Auguste Hauschner möchte mit dem Roman „Die Familie Lowositz“ einerseits die fehlenden zwischenmenschlichen Beziehungen in einer Familie aufzeigen, die sich teilweise so grausam entwickeln, dass Menschen daran zu Grunde gehen oder sich selbst eine Scheinwelt aufbauen, in der sie sich Glück bzw. glücklich sein einreden, schlussendlich aber meistens unglücklich sind. Andererseits möchte sie die erstarkende Judenfeindlichkeit zu der Zeit, in der das Stück handelt, darstellen und damit aufzeigen, wie sich Menschen, die diskriminiert werden fühlen, wie sie denken, wie unterschiedlich sie mit dieser Situation umgehen und inwiefern der tschechische Antisemitismus Leben beeinflusst bzw. zerstört.

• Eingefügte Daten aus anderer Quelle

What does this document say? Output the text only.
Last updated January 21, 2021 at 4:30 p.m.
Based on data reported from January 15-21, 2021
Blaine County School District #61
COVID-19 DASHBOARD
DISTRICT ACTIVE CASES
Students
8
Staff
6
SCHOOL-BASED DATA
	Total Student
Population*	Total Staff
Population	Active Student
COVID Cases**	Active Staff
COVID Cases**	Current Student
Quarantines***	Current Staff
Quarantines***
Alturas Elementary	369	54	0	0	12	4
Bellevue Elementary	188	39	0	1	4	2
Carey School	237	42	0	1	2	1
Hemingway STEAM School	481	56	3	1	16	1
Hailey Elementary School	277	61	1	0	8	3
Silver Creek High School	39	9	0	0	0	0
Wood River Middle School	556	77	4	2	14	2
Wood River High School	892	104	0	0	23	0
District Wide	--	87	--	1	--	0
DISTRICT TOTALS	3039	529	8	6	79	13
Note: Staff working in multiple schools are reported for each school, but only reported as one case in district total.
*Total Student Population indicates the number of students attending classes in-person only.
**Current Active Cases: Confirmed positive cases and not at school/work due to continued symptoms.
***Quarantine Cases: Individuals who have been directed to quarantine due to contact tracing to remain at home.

Daneben zeigt Hauschner auch die Nationalen und innerkulturellen Konflikte zwischen den Deutschen und den Tschechen auf und möchte darstellen, inwieweit der eigene Nationalstolz jeden einzelnen beeinflusst, ihn dazu drängt sich einer Gruppe anzuschließen und wie erbarmungslos sich die daraus resultierenden Intoleranzen und Fanatismen auswirken können.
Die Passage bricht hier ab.